ヘルシンキMeccaなる内装の凝ったレストランで飯を食った。昨年度のフィンランドレストランランキング16位に入っている、という。確かに鮭の刺身にカブのマリネとゴマを合わせたり、となかなか凝ったものも出てくるのだが、ワインもそんなによくないしいまいちだなあ、などとおもいつつ、今年6月1日からフィンランドでは公共空間の喫煙が禁止されたため、表に出る。かくなる状況下においての喫煙はしきりに灰をはたきおとしたりしつつ狭い場所で同志の面々となんとなくおしゃべりをすることになるのだが、そのうちの何人かがイギリス人のDJで、ヘルシンキでライブをしにきた、という。クラブなぞの状況を聞き込んでいたら、なんと今晩はジャイルス・ピーターソンがライブをする、とのこと。私にとっては即座に興奮する情報である。12時半、ということはあと一時間である。気もそぞろに勘定をすませ、表通りに出てタクシーを拾った。イギリス人に聞いたFlow Festという名前を告げると、タクシーは入り江の海岸沿いを走って北上。工場などが点在する場所で下ろされた。若者がごちゃごちゃと集まり、膨大な数の自転車が駐輪されている。

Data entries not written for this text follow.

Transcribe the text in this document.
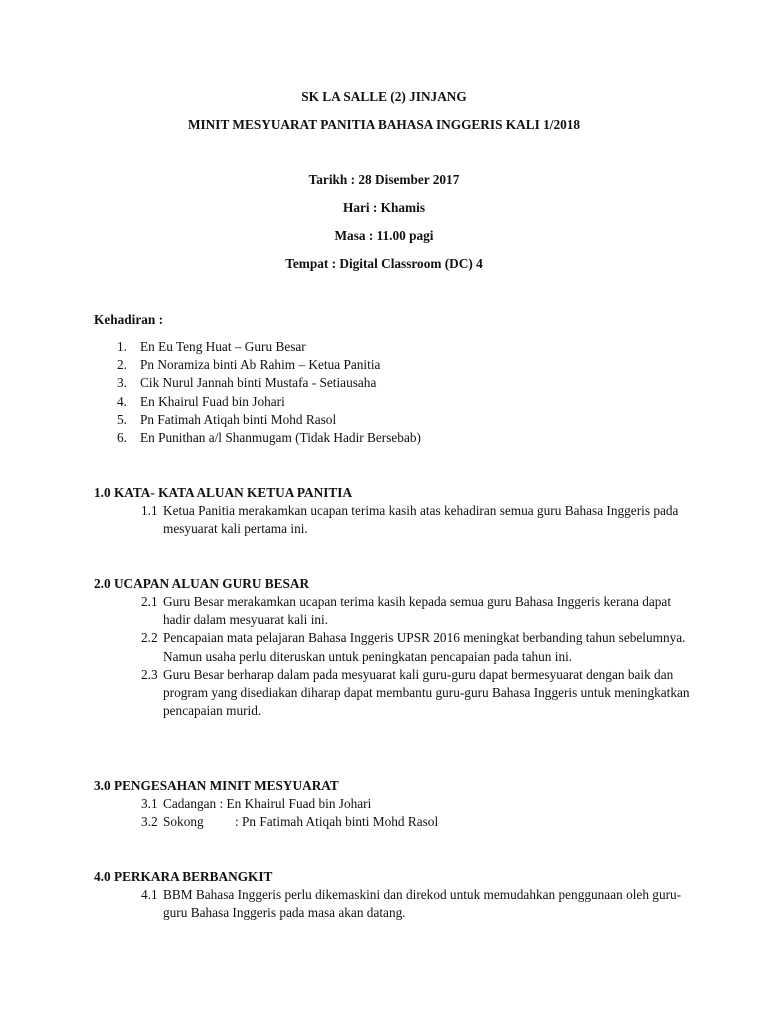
SK LA SALLE (2) JINJANG
MINIT MESYUARAT PANITIA BAHASA INGGERIS KALI 1/2018
Tarikh : 28 Disember 2017
Hari : Khamis
Masa : 11.00 pagi
Tempat : Digital Classroom (DC) 4
Kehadiran :
1. En Eu Teng Huat – Guru Besar
2. Pn Noramiza binti Ab Rahim – Ketua Panitia
3. Cik Nurul Jannah binti Mustafa - Setiausaha
4. En Khairul Fuad bin Johari
5. Pn Fatimah Atiqah binti Mohd Rasol
6. En Punithan a/l Shanmugam (Tidak Hadir Bersebab)
1.0 KATA- KATA ALUAN KETUA PANITIA
1.1 Ketua Panitia merakamkan ucapan terima kasih atas kehadiran semua guru Bahasa Inggeris pada mesyuarat kali pertama ini.
2.0 UCAPAN ALUAN GURU BESAR
2.1 Guru Besar merakamkan ucapan terima kasih kepada semua guru Bahasa Inggeris kerana dapat hadir dalam mesyuarat kali ini.
2.2 Pencapaian mata pelajaran Bahasa Inggeris UPSR 2016 meningkat berbanding tahun sebelumnya. Namun usaha perlu diteruskan untuk peningkatan pencapaian pada tahun ini.
2.3 Guru Besar berharap dalam pada mesyuarat kali guru-guru dapat bermesyuarat dengan baik dan program yang disediakan diharap dapat membantu guru-guru Bahasa Inggeris untuk meningkatkan pencapaian murid.
3.0 PENGESAHAN MINIT MESYUARAT
3.1 Cadangan : En Khairul Fuad bin Johari
3.2 Sokong : Pn Fatimah Atiqah binti Mohd Rasol
4.0 PERKARA BERBANGKIT
4.1 BBM Bahasa Inggeris perlu dikemaskini dan direkod untuk memudahkan penggunaan oleh guru-guru Bahasa Inggeris pada masa akan datang.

会場に入り込むとどこにこんなに人がいたのか、という若者でごったがえしており、そのうちの一人にジャイルスはどこでやるのか、と聴いて、会場をみつけた。予定の12時半にはまだその前のDJがステージの上でパーフォームしていて(職人的な人だった。今みてみたら、Cut Chemistなる人。)、袖のあたりでまだかなあ、などと思って横をながめたら、ジャイルス・ピーターソンがそこに立っていた。驚愕するよりさきに手がでて思わず握手。突然だったので楽しみにしてますぜ、ダンナ、というような意味のないことを言ったのだが、件のダンナのほうはあ、きがつかれちゃったなあ、というような顔でにやっとして、いなくなってしまった。30分後にジャイルスピーターソンはステージにあがり、渋めの曲で開始。でもBBCのラジオショーとちがって、若い観客を意識してか、そのあとはかなり激しいエレクトロが多かった。1時間半〆はカーティス・メイフィールド。たまたまの口コミだったがホンモノをみれて実に感激。